Agora, por mais que qualquer culto mereça o respeito de todos, se um político se eleger com só essa bandeira, mesmo assim ele depois vai participar de decisões sobre o plano diretor, sobre a altura de edifícios, a obrigação ou não de preservar áreas verdes e outros temas que vão bem adiante de sua agenda eleitoral - mas que afetam cada minuto da vida de toda a população. Se durante a campanha ele não disser o que fará sobre esses tópicos, de duas uma: ou ele não sabe, e ao concorrer despreparado a um cargo de muita responsabilidade está agindo mal; ou sabe, mas não diz.
O mesmo vale para todos os candidatos de segmentos, que por sinal se têm multiplicado. É compreensível e legítimo que concorram ao Legislativo pessoas que querem representar tal ou qual grupo de trabalhadores, de empresários, até mesmo de praticantes de um esporte. Mas insisto: todos eles hão de votar em questões bem mais amplas do que o grupo ao qual pedem votos. E como vão se posicionar, então? É isso o que devemos cobrar.
Até se entende que candidatos queiram se omitir sobre assuntos delicados. Mas este é um sinal poderoso de que não são confiáveis. A obrigação de se informar é nossa, como eleitores. E isso implica também um dever para a boa imprensa. Ela pode apertar os candidatos em suas propostas. Mas, para isso, ela também tem de estar preparada. Ela precisa ser crítica quanto à visão deles para a cidade, e quanto às condições que eles tenham de executar essa visão. São essas as principais questões a colocar.

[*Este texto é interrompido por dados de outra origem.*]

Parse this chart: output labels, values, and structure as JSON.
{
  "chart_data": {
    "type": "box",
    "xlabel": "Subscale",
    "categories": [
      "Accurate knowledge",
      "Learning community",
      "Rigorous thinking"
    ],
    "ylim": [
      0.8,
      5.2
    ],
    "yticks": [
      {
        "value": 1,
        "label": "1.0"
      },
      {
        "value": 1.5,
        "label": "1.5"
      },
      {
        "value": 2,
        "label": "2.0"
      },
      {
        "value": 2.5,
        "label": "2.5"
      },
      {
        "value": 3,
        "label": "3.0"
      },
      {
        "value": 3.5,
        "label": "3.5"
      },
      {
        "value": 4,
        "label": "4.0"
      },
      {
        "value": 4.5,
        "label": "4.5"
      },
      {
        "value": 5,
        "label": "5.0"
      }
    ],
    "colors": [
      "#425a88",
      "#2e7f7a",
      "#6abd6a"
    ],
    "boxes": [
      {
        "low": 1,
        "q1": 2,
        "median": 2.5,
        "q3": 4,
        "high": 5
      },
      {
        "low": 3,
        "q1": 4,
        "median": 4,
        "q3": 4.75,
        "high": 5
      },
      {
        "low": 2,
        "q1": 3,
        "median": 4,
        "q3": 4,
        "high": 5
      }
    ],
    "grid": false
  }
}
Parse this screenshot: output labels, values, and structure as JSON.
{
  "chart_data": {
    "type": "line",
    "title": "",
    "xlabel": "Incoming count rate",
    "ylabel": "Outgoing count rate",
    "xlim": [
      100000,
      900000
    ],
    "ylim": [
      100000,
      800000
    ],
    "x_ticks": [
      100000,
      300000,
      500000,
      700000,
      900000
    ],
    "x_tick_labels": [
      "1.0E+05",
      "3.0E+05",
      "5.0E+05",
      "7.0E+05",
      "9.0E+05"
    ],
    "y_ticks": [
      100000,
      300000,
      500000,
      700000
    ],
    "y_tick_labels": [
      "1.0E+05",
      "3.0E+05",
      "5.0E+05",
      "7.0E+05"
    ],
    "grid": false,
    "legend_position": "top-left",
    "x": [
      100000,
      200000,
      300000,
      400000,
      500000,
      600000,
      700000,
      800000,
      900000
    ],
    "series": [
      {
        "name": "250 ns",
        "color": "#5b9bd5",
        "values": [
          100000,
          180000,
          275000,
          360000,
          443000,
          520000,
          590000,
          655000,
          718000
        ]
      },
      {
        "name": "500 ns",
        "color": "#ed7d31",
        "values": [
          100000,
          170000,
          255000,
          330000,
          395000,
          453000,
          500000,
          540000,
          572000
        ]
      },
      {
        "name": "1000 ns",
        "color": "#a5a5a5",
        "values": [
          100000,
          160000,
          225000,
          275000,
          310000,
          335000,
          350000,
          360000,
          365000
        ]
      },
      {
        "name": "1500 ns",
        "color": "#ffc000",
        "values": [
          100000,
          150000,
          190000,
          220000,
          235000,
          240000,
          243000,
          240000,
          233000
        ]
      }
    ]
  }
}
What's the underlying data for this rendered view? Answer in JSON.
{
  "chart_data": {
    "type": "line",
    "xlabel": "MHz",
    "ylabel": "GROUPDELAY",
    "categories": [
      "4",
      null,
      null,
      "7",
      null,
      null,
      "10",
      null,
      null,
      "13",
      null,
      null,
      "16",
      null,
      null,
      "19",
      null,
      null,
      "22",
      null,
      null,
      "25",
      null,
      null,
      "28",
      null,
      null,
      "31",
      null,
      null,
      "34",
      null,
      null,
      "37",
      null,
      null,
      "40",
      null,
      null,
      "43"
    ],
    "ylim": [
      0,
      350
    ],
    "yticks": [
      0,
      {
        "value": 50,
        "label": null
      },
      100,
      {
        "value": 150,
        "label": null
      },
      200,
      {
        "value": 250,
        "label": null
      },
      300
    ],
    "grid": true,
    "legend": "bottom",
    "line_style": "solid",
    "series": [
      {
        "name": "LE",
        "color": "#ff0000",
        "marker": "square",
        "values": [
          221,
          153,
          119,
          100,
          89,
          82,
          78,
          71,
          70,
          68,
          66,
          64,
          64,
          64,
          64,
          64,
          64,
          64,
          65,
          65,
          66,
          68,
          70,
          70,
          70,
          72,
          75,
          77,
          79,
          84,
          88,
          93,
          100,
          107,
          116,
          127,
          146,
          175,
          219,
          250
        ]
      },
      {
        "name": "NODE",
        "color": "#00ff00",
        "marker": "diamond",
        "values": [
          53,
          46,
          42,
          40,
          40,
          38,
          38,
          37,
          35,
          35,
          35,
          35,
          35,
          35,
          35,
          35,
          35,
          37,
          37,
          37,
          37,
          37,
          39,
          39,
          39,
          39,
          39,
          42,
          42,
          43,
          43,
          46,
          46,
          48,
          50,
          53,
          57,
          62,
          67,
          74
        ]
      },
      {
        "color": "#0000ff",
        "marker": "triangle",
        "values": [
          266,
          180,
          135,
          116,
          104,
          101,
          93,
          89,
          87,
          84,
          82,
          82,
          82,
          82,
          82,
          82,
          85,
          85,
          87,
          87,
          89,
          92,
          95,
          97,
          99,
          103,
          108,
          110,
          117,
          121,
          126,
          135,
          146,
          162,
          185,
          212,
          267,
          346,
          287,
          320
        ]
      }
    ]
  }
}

Agora, o mais fácil é partir para o escândalo, a cobrança na vida pessoal, a discussão do caráter. Sabemos como isso degradou a política dos Estados Unidos. Esse país é, dos desenvolvidos, o único em que candidatos viáveis fazem do racismo, da oposição à ciência e da defesa do preconceito armas poderosas, que até podem levá-los à presidência. Em nenhum outro país desenvolvido o preconceito grassa em tal medida. Ora, o melhor antídoto para isso é uma opinião pública que cobre, dos candidatos, o que eles farão.
Renato Janine Ribeiro é professor titular de ética e filosofia política na Universidade de São Paulo.